Judge him by how he actually governsby William Howell, Terry Moe / March 2, 2017 / Leave a comment
After five weeks of confusion and lies, President Donald Trump stood before Congress and the American people on Tuesday night and delivered a sensible speech. It is a measure of just how low the nation has sunk, and just how dangerous the Trump presidency stands to be, that commentators are cheering. They are thrilled that Trump managed to behave normally.
The hope, you see, is that maybe he can do it again—and again and again. Maybe he has decided that being a dark, bellicose, self-obsessed, enemy-baiting demagogue is no longer a winning strategy, and that it is time to behave more presidentially, just like every one of his 44 predecessors has done. On rational grounds, such a decision would make sense. American government is filled with checks and balances as well as alternative power centers, and if he expects to get anything at all accomplished he will need to back off his extreme rhetoric, engage in compromise, and broaden his appeal.
If such a normalising process is underway, the nation’s politics will be improved. Yet a strategic pivot is just a half-measure, because it can’t change who Trump is as a human being. In many unfortunate ways, the true Trump will continue to shine through, and his presidency—along with the rest of American government—can’t help but suffer as a result.
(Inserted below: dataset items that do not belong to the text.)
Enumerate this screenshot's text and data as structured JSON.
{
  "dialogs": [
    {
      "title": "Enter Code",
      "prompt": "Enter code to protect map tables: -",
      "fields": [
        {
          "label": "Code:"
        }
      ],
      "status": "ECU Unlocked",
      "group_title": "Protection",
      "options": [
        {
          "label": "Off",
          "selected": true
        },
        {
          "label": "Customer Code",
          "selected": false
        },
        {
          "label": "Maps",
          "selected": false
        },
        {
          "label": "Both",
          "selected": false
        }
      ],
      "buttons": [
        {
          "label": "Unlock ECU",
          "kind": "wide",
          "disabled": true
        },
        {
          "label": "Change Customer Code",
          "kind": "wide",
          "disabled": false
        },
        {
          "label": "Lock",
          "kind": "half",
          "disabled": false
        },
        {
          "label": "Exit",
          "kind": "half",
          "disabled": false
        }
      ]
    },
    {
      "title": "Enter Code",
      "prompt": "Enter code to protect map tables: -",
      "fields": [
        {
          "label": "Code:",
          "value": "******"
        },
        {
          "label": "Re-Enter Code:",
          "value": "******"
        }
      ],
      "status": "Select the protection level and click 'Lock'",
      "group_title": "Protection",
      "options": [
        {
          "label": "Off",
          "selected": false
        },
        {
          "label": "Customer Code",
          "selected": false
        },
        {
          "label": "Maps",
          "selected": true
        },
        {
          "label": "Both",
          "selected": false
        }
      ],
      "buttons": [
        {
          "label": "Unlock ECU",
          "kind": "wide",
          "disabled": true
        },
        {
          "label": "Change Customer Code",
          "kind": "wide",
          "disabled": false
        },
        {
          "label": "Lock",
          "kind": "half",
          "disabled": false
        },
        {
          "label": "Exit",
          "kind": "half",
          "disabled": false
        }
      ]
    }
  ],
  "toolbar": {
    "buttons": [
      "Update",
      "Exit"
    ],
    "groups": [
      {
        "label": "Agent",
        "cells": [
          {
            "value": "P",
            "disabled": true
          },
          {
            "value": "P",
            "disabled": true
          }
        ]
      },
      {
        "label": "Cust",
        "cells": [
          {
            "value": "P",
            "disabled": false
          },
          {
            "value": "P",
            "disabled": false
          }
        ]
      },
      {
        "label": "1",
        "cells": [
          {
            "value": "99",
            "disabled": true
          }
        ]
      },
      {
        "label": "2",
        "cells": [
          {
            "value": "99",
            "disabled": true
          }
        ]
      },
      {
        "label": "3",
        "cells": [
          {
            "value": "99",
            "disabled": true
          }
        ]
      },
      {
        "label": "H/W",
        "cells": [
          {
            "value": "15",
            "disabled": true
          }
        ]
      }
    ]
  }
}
It’s already happening. The Trump White House is a mess. He has chosen to surround himself with amateur political advisors—mainly loyalists from his campaign—who are ignorant about government and policy, ideologically extreme, and disconnected from truth and science. Who does that sound like? They are entirely ill-equipped to run a government, they desperately need help—and they aren’t getting it. Among other things, Trump has failed to make appointments to hundreds of key positions in the federal bureaucracy, creating a black hole where leadership and expertise are sorely needed. The ship of state drifts.